本研究的目的是评估聚合酶链反应-变性梯度凝胶电泳(PCR-DGGE)和逆转录聚合酶链反应-变性梯度凝胶电泳(RT-PCR-DGGE)技术用于快速检测食品中弧菌属细菌的可行性。首先通过PCR方法评估引物GC567F和680R对十种参考弧菌属细菌的DNA和cDNA的扩增能力。使用含有45-70%尿素和甲酰胺变性剂的10%(w/v)聚丙烯酰胺凝胶,通过DGGE根据序列分离GC夹PCR扩增产物。在凝胶上无法区分的两对弧菌属细菌是河流弧菌-弗氏弧菌和副溶血性弧菌-哈维氏弧菌。为了确定检测限,在含有相同活菌数的10种参考菌株群落中,通过PCR-DGGE技术始终观察到霍乱弧菌、模仿弧菌和解蛋白弧菌这3种细菌的独特DNA条带。实际上,通过逆转录聚合酶链反应-变性梯度凝胶电泳(RT-PCR-DGGE)始终观察到霍乱弧菌、模仿弧菌、解蛋白弧菌、副溶血性弧菌和河流弧菌这5种细菌。在活菌数从10增加到10CFU/mL的不同群落中,PCR-DGGE分析仅检测到两种最常见的细菌,而RT-PCR-DGGE检测到5种最常见的细菌。因此,逆转录聚合酶链反应-变性梯度凝胶电泳(RT-PCR-DGGE)也被选择用于检测各种弧菌细胞状态,包括活细胞(VC)、来自冷冻培养物的损伤细胞(IVC)和经过预富集的来自冷冻培养物的损伤细胞(PIVC)。
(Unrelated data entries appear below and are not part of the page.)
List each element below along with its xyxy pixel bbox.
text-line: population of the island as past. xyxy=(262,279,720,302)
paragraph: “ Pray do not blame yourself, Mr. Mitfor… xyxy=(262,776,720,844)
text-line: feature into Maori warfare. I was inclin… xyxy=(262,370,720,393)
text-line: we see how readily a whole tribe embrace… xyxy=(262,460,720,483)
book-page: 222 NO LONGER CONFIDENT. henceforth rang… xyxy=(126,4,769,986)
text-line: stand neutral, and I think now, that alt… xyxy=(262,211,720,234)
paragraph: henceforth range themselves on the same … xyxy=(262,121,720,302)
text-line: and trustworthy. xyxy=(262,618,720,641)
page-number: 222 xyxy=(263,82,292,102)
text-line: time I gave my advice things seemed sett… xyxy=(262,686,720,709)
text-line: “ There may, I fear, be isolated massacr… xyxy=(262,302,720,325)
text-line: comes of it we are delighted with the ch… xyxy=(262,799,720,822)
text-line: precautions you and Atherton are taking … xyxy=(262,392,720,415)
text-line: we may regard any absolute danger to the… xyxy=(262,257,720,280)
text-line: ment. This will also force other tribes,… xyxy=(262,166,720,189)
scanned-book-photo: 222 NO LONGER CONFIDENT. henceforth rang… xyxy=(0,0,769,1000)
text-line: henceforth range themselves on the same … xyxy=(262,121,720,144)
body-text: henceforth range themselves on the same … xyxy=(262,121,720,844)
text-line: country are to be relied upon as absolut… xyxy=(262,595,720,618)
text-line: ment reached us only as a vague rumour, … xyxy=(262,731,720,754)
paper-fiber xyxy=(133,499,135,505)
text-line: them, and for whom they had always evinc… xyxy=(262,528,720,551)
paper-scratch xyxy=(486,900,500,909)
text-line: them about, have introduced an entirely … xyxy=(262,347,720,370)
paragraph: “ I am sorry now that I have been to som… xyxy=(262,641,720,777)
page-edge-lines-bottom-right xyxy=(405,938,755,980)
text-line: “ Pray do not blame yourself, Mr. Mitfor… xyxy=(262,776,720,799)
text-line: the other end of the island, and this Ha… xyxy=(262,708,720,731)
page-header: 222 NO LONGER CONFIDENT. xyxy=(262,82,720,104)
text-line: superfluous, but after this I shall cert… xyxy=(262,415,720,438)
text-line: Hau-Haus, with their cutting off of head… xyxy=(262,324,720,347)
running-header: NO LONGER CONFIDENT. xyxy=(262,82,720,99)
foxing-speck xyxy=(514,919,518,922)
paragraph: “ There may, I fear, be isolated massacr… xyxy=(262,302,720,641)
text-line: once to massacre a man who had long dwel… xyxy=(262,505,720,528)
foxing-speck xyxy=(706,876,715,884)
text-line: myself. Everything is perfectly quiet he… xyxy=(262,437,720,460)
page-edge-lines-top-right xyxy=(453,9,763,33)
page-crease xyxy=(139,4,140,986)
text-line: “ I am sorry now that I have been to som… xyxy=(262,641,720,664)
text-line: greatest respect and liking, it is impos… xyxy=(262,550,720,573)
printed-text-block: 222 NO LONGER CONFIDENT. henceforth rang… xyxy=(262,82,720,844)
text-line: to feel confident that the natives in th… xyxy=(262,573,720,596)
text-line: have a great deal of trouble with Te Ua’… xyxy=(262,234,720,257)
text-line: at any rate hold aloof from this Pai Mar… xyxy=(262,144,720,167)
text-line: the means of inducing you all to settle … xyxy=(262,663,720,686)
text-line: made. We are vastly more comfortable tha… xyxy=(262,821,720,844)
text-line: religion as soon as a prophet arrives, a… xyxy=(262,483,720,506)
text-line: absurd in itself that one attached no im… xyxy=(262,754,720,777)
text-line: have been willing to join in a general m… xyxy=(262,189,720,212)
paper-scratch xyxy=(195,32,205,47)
结果发现,除了在IVC和PIVC条件下志贺邻单胞菌出现多条cDNA条带外,所有细胞状态的cDNA条带都呈现相同的迁移模式。当使用逆转录聚合酶链反应-变性梯度凝胶电泳(RT-PCR-DGGE)检测接种病原体的食品样品中的副溶血性弧菌时,在每克至少含有10CFU这种病原体的加标样品中可以检测到副溶血性弧菌。获得的结果也与标准方法(美国食品药品监督管理局,2004年)相符。与使用标准方法检测14个食品样品中的弧菌谱相比,逆转录聚合酶链反应-变性梯度凝胶电泳(RT-PCR-DGGE)在3个、1个和6个食品样品中分别产生了100%、75%和50%的相似度。